Pour beaucoup, le ministère des Moudjahidine, au-delà des missions pour lesquelles il a été créé, est devenu un instrument politique entre les mains des différents régimes. L'historien Amar Mohand Amer affirme que l'instrumentalisation politique de ce département pose un véritable problème. "Il est devenu un levier politique aux mains des pouvoirs successifs.
Le système politique et sa logique de légitimation du pouvoir par la guerre a fait en sorte que ce ministère soit aussi mobilisé dans les questions de mémoire, d'histoire et de politique. Ce n'est pas son rôle", affirme Amar Mohand Amer, qui ajoute que ce "dévoiement" n'est pas pour honorer la mémoire des chouhada.
Comme le sociologue Rabeh Sebaa, l'historien ne croit pas que la suppression de ce ministère budgétivore pourra nuire à la mémoire collective. Il en veut pour preuve les manifestations historiques de millions de citoyens, en 2019, où les jeunes Algériens ont plébiscité avec force et beauté les figures historiques du mouvement national.
"Les Algériens ont un grand respect pour la guerre de Libération et ses faiseurs, hommes et femmes. Je pense que le mouvement citoyen, le Hirak, a démontré, et de fort belle manière, que les Algériens n'ont jamais tourné le dos au FLN historique et à tous les symboles du mouvement national." Mais, poursuit-il, "maintenir un ministère aussi budgétivore, alors que ceux consacrés à la jeunesse sont très réduits, est perçu comme une grande contradiction, voire un affront, envers la jeunesse notamment".
Chez les représentants des moudjahidine, il n'est aucun doute que toutes ces "critiques" et appels à la suppression de ce ministère cachent une campagne de dénigrement menée par des officines étrangères. Pour le secrétaire général de l'Organisation nationale des moudjahidine (ONM), Mohand Amar Benlhadj, ces "attaques" ont un objectif bien précis : porter atteinte à la mémoire des Algériens.
"Ceux qui appellent à démonter le ministère des Moudjahidine sont dans l'erreur. Mais cela n'est pas innocent. Il existe, en Algérie, des relais étrangers qui veulent souiller la guerre de Libération nationale", prévient Amar Benlhadj.
Lors d'une entrevue, le maquisard et ancien directeur au ministère des Moudjahidine précise, par ailleurs, que le gros du budget de fonctionnement attribué à ce département va vers le reversement des pensions. "Tout le monde sait qu'il y a eu, à la fin de la guerre en 1962, des hommes et des femmes qui se sont retrouvés seuls, démunis, après s'être sacrifiés pour la libération du pays.

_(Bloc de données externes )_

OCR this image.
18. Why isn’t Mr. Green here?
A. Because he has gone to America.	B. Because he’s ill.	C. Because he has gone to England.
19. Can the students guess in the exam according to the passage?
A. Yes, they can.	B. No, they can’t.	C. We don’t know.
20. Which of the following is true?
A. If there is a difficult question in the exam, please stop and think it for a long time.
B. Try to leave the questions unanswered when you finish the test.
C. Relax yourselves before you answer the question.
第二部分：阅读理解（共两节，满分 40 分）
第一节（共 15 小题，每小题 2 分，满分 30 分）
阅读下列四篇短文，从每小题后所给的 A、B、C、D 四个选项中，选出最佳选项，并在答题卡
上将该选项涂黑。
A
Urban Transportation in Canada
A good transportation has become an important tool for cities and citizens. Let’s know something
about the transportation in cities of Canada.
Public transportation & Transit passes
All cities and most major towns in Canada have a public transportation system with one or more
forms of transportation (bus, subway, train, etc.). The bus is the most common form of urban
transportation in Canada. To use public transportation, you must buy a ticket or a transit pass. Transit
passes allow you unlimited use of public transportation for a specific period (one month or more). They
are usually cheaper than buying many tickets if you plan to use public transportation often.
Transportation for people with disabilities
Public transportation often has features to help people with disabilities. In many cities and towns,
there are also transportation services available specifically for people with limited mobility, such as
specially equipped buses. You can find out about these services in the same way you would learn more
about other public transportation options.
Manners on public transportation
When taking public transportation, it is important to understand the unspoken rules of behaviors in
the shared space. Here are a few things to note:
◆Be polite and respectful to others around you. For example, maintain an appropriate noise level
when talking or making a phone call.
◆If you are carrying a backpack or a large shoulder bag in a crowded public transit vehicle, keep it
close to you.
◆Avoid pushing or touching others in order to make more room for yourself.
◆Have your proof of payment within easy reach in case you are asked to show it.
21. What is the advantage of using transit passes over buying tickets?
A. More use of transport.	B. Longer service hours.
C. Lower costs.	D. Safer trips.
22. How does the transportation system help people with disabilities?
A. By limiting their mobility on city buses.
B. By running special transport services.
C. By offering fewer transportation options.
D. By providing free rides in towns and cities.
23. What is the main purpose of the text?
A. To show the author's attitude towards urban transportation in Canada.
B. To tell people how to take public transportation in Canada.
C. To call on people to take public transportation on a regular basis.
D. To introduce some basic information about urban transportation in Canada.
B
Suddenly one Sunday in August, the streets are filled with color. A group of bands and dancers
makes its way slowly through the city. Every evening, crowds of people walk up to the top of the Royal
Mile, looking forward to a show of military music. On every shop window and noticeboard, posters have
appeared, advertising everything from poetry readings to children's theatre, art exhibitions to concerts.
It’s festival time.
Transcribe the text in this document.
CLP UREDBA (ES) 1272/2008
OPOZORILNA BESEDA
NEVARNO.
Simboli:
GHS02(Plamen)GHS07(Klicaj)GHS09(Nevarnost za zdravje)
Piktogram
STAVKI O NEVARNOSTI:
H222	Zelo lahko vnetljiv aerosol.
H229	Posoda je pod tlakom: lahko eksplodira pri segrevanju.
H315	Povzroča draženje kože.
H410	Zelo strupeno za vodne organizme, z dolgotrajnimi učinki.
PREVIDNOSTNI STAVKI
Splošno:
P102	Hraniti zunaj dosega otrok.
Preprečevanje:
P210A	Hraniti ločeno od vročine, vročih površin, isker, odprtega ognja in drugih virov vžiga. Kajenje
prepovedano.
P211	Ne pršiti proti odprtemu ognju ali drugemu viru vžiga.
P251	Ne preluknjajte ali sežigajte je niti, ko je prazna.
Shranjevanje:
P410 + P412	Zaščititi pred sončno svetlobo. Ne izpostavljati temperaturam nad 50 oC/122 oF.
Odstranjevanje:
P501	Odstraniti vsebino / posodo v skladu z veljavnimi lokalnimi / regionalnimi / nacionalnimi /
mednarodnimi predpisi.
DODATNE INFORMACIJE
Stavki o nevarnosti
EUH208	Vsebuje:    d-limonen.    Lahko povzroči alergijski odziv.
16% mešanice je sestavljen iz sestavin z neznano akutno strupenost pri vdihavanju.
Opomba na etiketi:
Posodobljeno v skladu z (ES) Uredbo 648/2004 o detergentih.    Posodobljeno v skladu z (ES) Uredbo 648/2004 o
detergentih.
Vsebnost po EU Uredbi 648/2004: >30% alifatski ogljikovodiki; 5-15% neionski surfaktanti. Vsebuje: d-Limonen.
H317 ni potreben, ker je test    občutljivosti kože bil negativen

La plupart des chouhada ont laissé des parents et des veuves parfois avec enfants. D'autres, ayant échappé à la mort, se sont retrouvés invalides. À ceux-là s'ajoutent les moussebbiline qui, certes, n'ont pas pris les armes, mais ont contribué avec des aides, de la nourriture, des abris, une participation financière à la guerre de Libération.
Tout ce monde avait besoin, à l'indépendance, d'une assistance directe et d'une prise en charge. C'est dans ce contexte que le ministère des Moudjahidine a été créé", rappelle le SG de l'ONM, en précisant, en outre, que longtemps, les pensions n'étaient pas inscrites au budget de fonctionnement du ministère.
"Elles étaient reversées par le Trésor public de 1962 à 1990. C'est quand leur reversement a été pris en charge par le ministère, à partir des années 1990, que ce dernier a vu son budget naturellement augmenter", explique-t-il, avant d'indiquer que "la campagne de dénigrement en cours est menée depuis la France".